I asked my GP to refer me for help with my mental health because I have depression that has not responded to anti-depressants. It includes frequent negative thoughts that keep me stuck in a loop for hours and fairly serious thoughts of suicide. I want help to stop getting caught up in these negative thought spirals and regain some control over my mind.

Unfortunately, the doctor that is now in charge of my mental health seems to think that trying to fix my chronic fatigue is more important than stopping me planning my own death. I have M.E. but he always refers to chronic fatigue which is a symptom of M.E. The first time I saw this doctor he focussed entirely on chronic fatigue. He told me that I shouldn’t be taking pregabalin (Lyrica) as “that is for neuropathic pain not chronic fatigue.” He seemed to ignore the fact that I was taking pregabalin because I am suffering from neuropathic pain. He proposed that I take amitriptyline instead as that is normally given for chronic fatigue syndrome. I actually interrupted him to inform him that I had M.E. which is a physical neurological condition of which chronic fatigue is a symptom but he simply acknowledged this and then carried on. I grudgingly decided to try the amitriptyline since it IS normally the first drug given to patients with M.E. – it helps with muscle pain and headaches and better sleep, but it is an anti-depressant and so I thought it might be worth trying again. If it shut the doctor up and it helps me sort the depression too then it might be worth it.

My visit to this doctor today was completely useless. He started by recalling that we “discussed” my chronic fatigue and that he gave me amitriptyline. I informed him that apart from making me sleep all day, every day, and having more suicidal thoughts, it had done nothing at all for me. He then went in to a long winded speech about how pacing works and is good for chronic fatigue. I pointed out that I had been to lots of sessions at an M.E. clinic a few years ago to learn about pacing, that I had had M.E. for eleven years and managed to pace as best I could as the illness got better or worse, and that I knew pacing well enough to write about it for other people. I said “I’ve had M.E. for eleven years and know how to manage it, but I really need to know how to stop the loops of negative thought and the suicidal thoughts.”

I don’t think I could have been clearer, but he carried on, talked about disuse syndrome and said I need to exercise otherwise I will get fatigue caused by doing too little.
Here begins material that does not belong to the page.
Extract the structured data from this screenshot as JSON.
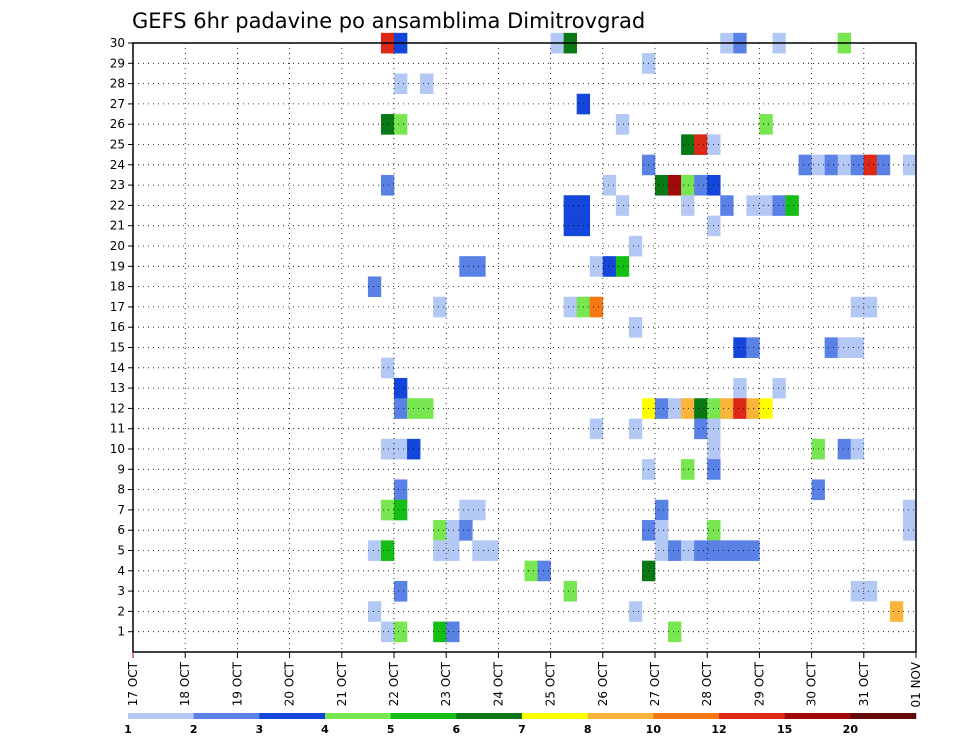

I told him that my pacing routine includes as much exercise as I can do at any given time. Not to be outdone, he then talked about free radicals, told me to take anti-oxidants and vitamins, and finally blamed my fatigue on my diabetes, which seems to be the only other thing apart from depression that he doesn’t think is his job to treat.

So I’ve been referred for help with mental health, and instead have been told not to take drugs that save me from searing pain, given a drug that put me to sleep all the time, and had the psychiatrist try to treat my M.E. while consistently referring to it as Chronic Fatigue. What I haven’t had is any advice on preventing or getting out of negative thoughts, or stopping me thinking about suicide. It isn’t even relevant whether my M.E. is physical or mental in nature; I desperately need help to regain control of my mind before I hurt myself, and all this doctor cares about is my fatigue.